En 429 avant Jésus Christ, une grande peste surgit à Athènes. Il y avait également la guerre. Périclès, grand stratège succomba à la première. Mais il laissait derrière lui une humanité agrandie par la beauté, l’architecture, le théâtre, la médecine et la démocratie. Il suffit de regarder l’Acropole, de penser au théâtre de Dionysos, d’écouter une réplique d’Echyle ou de Sophocle, de reprononcer le serment d’Hippocrate que tous les médecins ont honoré pour le Covid-19 afin de remercier ce cinquième siècle de ce qu’il nous a transmis. Je n’ose évoquer la démocratie si chahutée en ces temps difficiles. Et nous que laisserons-nous ?
Le théâtre a toujours résisté, d’Athènes aux camps de la mort, en pleine guerre, dans la peste, dans la pauvreté, dans les caves : je me souviens de cette jeune danseuse s’exerçant dans les tunnels durant Sarajevo.
Molière avait raison de faire dire à son Malade :
« N’y a t-il point quelque danger à contrefaire la mort »
Nous sommes la Vie —
Ne confinons pas le Théâtre trop longtemps.
Je me suis pliée aux règles du confinement afin de préserver les hôpitaux, les soignants, les médecins d’un surcroît de malades. J’ai compris très vite que l’histoire des masques était mal écrite et mal jouée — Habitude du théâtre. Le ton n’était pas juste. Mais je ne veux pas que la malle du Théâtre soit laissée dans quelque caniveau.
L’humanité n’a jamais eu autant besoin de souffle, de rêver, d’enthousiasme, de notes folles.
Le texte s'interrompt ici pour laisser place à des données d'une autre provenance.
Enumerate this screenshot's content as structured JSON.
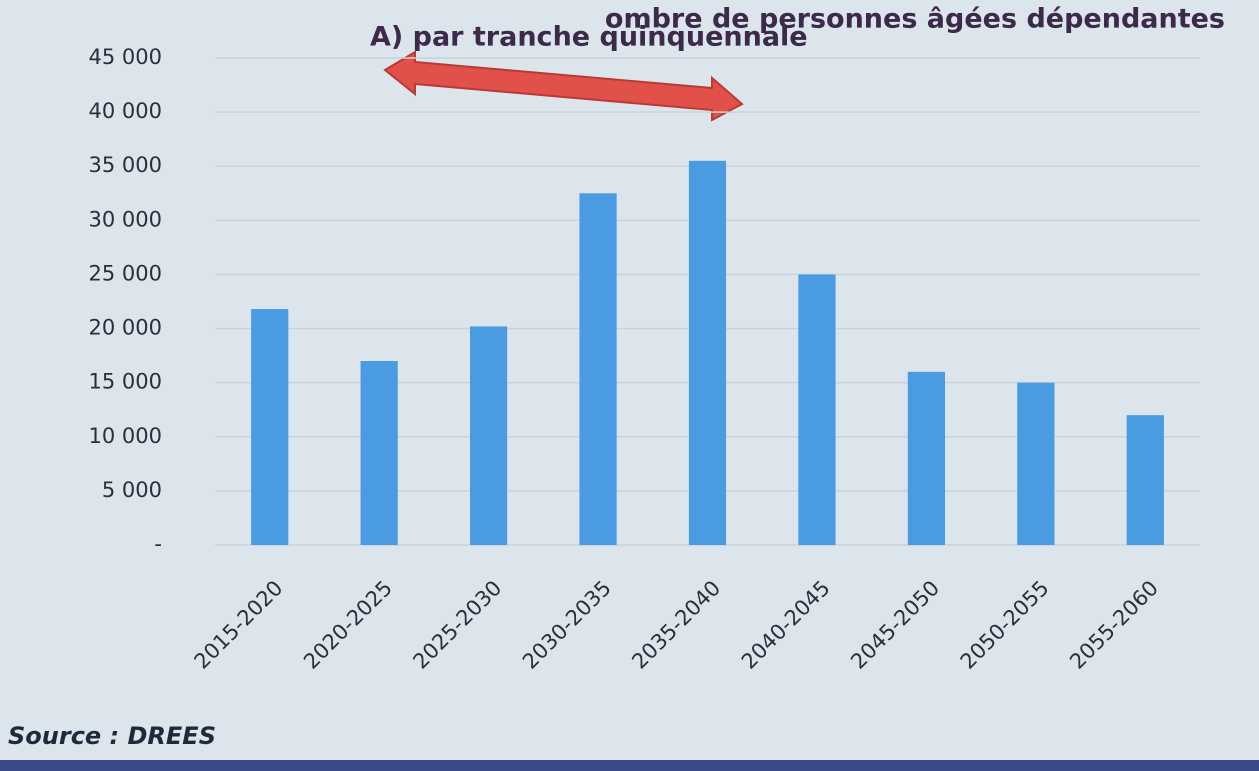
{
  "chart_data": {
    "type": "bar",
    "title": "ombre de personnes âgées dépendantes",
    "subtitle": "A) par tranche quinquennale",
    "source": "Source : DREES",
    "categories": [
      "2015-2020",
      "2020-2025",
      "2025-2030",
      "2030-2035",
      "2035-2040",
      "2040-2045",
      "2045-2050",
      "2050-2055",
      "2055-2060"
    ],
    "values": [
      21800,
      17000,
      20200,
      32500,
      35500,
      25000,
      16000,
      15000,
      12000
    ],
    "color": "#4a9be2",
    "ylim": [
      0,
      45000
    ],
    "yticks": [
      {
        "value": 0,
        "label": "-"
      },
      {
        "value": 5000,
        "label": "5 000"
      },
      {
        "value": 10000,
        "label": "10 000"
      },
      {
        "value": 15000,
        "label": "15 000"
      },
      {
        "value": 20000,
        "label": "20 000"
      },
      {
        "value": 25000,
        "label": "25 000"
      },
      {
        "value": 30000,
        "label": "30 000"
      },
      {
        "value": 35000,
        "label": "35 000"
      },
      {
        "value": 40000,
        "label": "40 000"
      },
      {
        "value": 45000,
        "label": "45 000"
      }
    ],
    "grid": true
  }
}
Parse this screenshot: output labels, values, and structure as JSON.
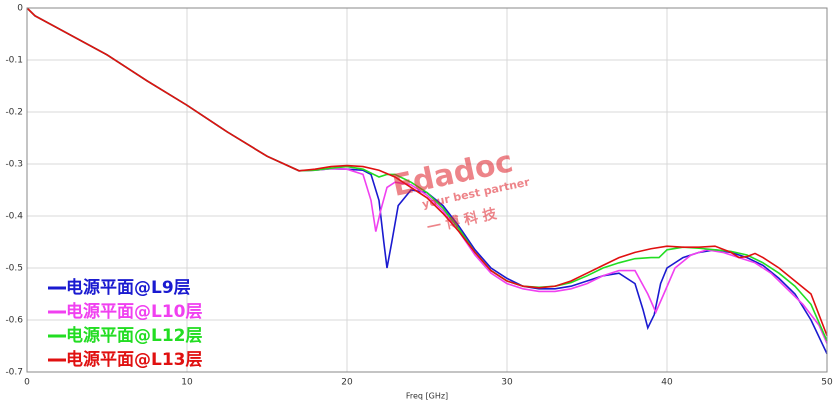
{
  "chart_data": {
    "type": "line",
    "xlabel": "Freq [GHz]",
    "xlim": [
      0,
      50
    ],
    "xticks": [
      0,
      10,
      20,
      30,
      40,
      50
    ],
    "ylim": [
      -0.7,
      0
    ],
    "yticks": [
      0,
      -0.1,
      -0.2,
      -0.3,
      -0.4,
      -0.5,
      -0.6,
      -0.7
    ],
    "grid": true,
    "legend": "lower-left",
    "watermark": {
      "brand": "Edadoc",
      "slogan": "your best partner",
      "company": "一 博 科 技"
    },
    "series": [
      {
        "name": "电源平面@L9层",
        "color": "#1a1ad0",
        "x": [
          0,
          0.5,
          2,
          5,
          7.5,
          10,
          12.5,
          15,
          17,
          18,
          19,
          20,
          21,
          21.5,
          22,
          22.3,
          22.5,
          22.8,
          23.2,
          24,
          25,
          26,
          27,
          28,
          29,
          30,
          31,
          32,
          33,
          34,
          35,
          36,
          37,
          38,
          38.5,
          38.8,
          39.2,
          39.6,
          40,
          41,
          42,
          43,
          44,
          45,
          46,
          47,
          48,
          49,
          50
        ],
        "values": [
          0,
          -0.015,
          -0.04,
          -0.09,
          -0.14,
          -0.187,
          -0.238,
          -0.285,
          -0.313,
          -0.312,
          -0.309,
          -0.31,
          -0.312,
          -0.32,
          -0.37,
          -0.45,
          -0.5,
          -0.45,
          -0.38,
          -0.35,
          -0.355,
          -0.38,
          -0.42,
          -0.465,
          -0.5,
          -0.52,
          -0.535,
          -0.54,
          -0.54,
          -0.535,
          -0.525,
          -0.515,
          -0.51,
          -0.53,
          -0.58,
          -0.615,
          -0.59,
          -0.53,
          -0.5,
          -0.48,
          -0.47,
          -0.465,
          -0.47,
          -0.48,
          -0.495,
          -0.52,
          -0.55,
          -0.6,
          -0.665
        ]
      },
      {
        "name": "电源平面@L10层",
        "color": "#f040f0",
        "x": [
          0,
          0.5,
          2,
          5,
          7.5,
          10,
          12.5,
          15,
          17,
          18,
          19,
          20,
          21,
          21.5,
          21.8,
          22.1,
          22.5,
          23,
          24,
          25,
          26,
          27,
          28,
          29,
          30,
          31,
          32,
          33,
          34,
          35,
          36,
          37,
          38,
          38.8,
          39.3,
          39.8,
          40.5,
          41.5,
          42.5,
          43.5,
          44.5,
          45.5,
          46.5,
          47.5,
          48.5,
          49.5,
          50
        ],
        "values": [
          0,
          -0.015,
          -0.04,
          -0.09,
          -0.14,
          -0.187,
          -0.238,
          -0.285,
          -0.313,
          -0.312,
          -0.309,
          -0.31,
          -0.32,
          -0.37,
          -0.43,
          -0.39,
          -0.345,
          -0.335,
          -0.34,
          -0.36,
          -0.39,
          -0.43,
          -0.475,
          -0.51,
          -0.53,
          -0.54,
          -0.545,
          -0.545,
          -0.54,
          -0.53,
          -0.515,
          -0.505,
          -0.505,
          -0.55,
          -0.585,
          -0.55,
          -0.5,
          -0.475,
          -0.465,
          -0.47,
          -0.48,
          -0.49,
          -0.51,
          -0.54,
          -0.57,
          -0.61,
          -0.645
        ]
      },
      {
        "name": "电源平面@L12层",
        "color": "#22dd22",
        "x": [
          0,
          0.5,
          2,
          5,
          7.5,
          10,
          12.5,
          15,
          17,
          18,
          19,
          20,
          21,
          22,
          22.5,
          23,
          24,
          25,
          26,
          27,
          28,
          29,
          30,
          31,
          32,
          33,
          34,
          35,
          36,
          37,
          38,
          39,
          39.5,
          40,
          41,
          42,
          43,
          44,
          45,
          46,
          47,
          48,
          49,
          50
        ],
        "values": [
          0,
          -0.015,
          -0.04,
          -0.09,
          -0.14,
          -0.187,
          -0.238,
          -0.285,
          -0.313,
          -0.312,
          -0.308,
          -0.305,
          -0.31,
          -0.325,
          -0.32,
          -0.32,
          -0.335,
          -0.355,
          -0.385,
          -0.425,
          -0.47,
          -0.505,
          -0.525,
          -0.535,
          -0.537,
          -0.535,
          -0.528,
          -0.515,
          -0.5,
          -0.49,
          -0.482,
          -0.48,
          -0.48,
          -0.465,
          -0.46,
          -0.462,
          -0.465,
          -0.468,
          -0.475,
          -0.49,
          -0.51,
          -0.535,
          -0.57,
          -0.64
        ]
      },
      {
        "name": "电源平面@L13层",
        "color": "#e01010",
        "x": [
          0,
          0.5,
          2,
          5,
          7.5,
          10,
          12.5,
          15,
          17,
          18,
          19,
          20,
          21,
          22,
          23,
          24,
          25,
          26,
          27,
          28,
          29,
          30,
          31,
          32,
          33,
          34,
          35,
          36,
          37,
          38,
          39,
          40,
          41,
          42,
          43,
          44,
          44.5,
          45,
          45.5,
          46,
          47,
          48,
          49,
          50
        ],
        "values": [
          0,
          -0.015,
          -0.04,
          -0.09,
          -0.14,
          -0.187,
          -0.238,
          -0.285,
          -0.313,
          -0.31,
          -0.305,
          -0.303,
          -0.305,
          -0.312,
          -0.325,
          -0.345,
          -0.365,
          -0.395,
          -0.43,
          -0.47,
          -0.505,
          -0.525,
          -0.535,
          -0.538,
          -0.535,
          -0.525,
          -0.51,
          -0.495,
          -0.48,
          -0.47,
          -0.463,
          -0.458,
          -0.46,
          -0.46,
          -0.458,
          -0.47,
          -0.48,
          -0.478,
          -0.472,
          -0.48,
          -0.5,
          -0.525,
          -0.55,
          -0.63
        ]
      }
    ]
  }
}
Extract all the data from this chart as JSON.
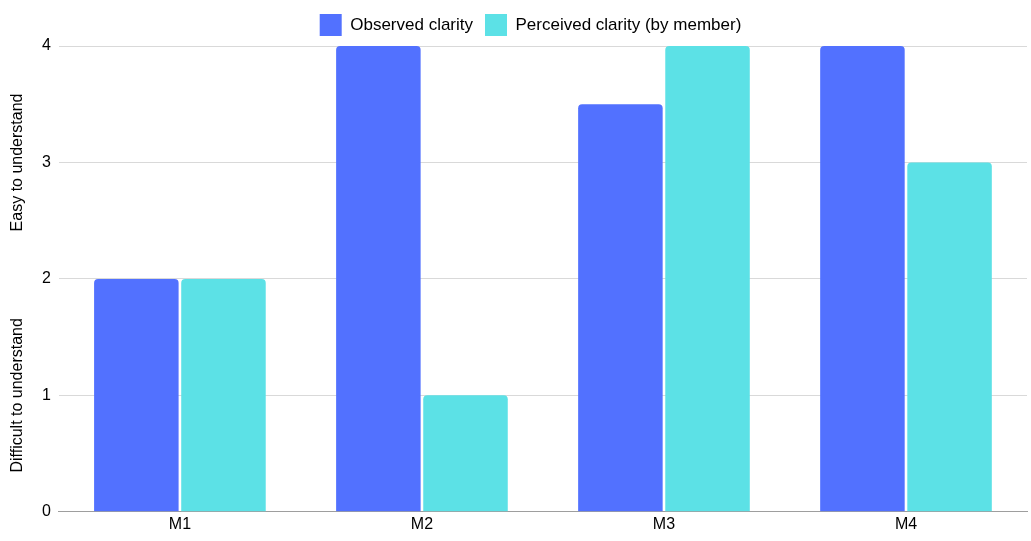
{
  "chart_data": {
    "type": "bar",
    "categories": [
      "M1",
      "M2",
      "M3",
      "M4"
    ],
    "series": [
      {
        "name": "Observed clarity",
        "color": "#5271ff",
        "values": [
          2,
          4,
          3.5,
          4
        ]
      },
      {
        "name": "Perceived clarity (by member)",
        "color": "#5ce1e6",
        "values": [
          2,
          1,
          4,
          3
        ]
      }
    ],
    "ylim": [
      0,
      4
    ],
    "yticks": [
      0,
      1,
      2,
      3,
      4
    ],
    "grid": "y",
    "legend": "top",
    "annotations": [
      "Easy to understand",
      "Difficult to understand"
    ]
  }
}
J’ai écouté à la télévision durant plusieurs minutes de longues explications afin de réouvrir les magasins de lingerie. Je n’ai rien contre la lingerie bien au contraire, mais pourquoi les plages aux embruns salés, les espaces infinis de la Foi, le Théâtre, sont d’une certaine façon excommuniés. Mais les métros, véritable piège mortel vont demain se remplir bien malgré eux.
Je n’ai pas de solution ; peut-être faudrait-il tout réouvrir ensemble à l’humanité qui d’elle même réapprendrait à faire face au Covid-19 avec courage et intelligence.
Certains disent que finalement même « Après ! » ce sera bien de s’habituer aux masques comme certaines populations, et puis ne nous embrassons plus, n’est-ce pas !
Je ne veux pas de cette humanité à distance, hagarde, scrutatrice, codifiée, et covidiciée. Méfions-nous de la peur ! Elle est le pire des fléaux.
Mon humanité est celle de Sophocle, de Shakespeare, de Racine, de Beckett. Mon sang est celui qui coule dans le corps d’Antigone, d’Andromaque, de Winnie.
Et lorsque je m’avance en pleine lumière c’est avec le panache de Cyrano et le feu de Prométhée pour défier la mort.
Je me prends à rêver aujourd’hui à Malraux en ces temps de confinement.
J’écoute sa voix qui s’élève dans la Grèce irréfragable.
« Une fois de plus, la nuit grecque dévoile au-dessous de nous les constellations que regardaient le Veilleur d’Argos quand il attendait la chute de Troie, Sophocle quand il allait écrire Antigone (…) On ne saurait trop dire ce que recouvre pour nous le mot si confus de culture (…) un moyen majeur de formation de l’homme…
Le peuple de la liberté, c’est celui pour lequel la résistance est une tradition séculaire (…)
Comme lui, je reprends cette très vieille incantation de l’Orient:
« Et si cette nuit est une nuit du destin — Bénédiction sur elle, jusqu’à l’apparition de l’aurore ! »
Que le Théâtre ressuscité annonce au plus vite cette « aurore au doigt de rose » comme dit le poète.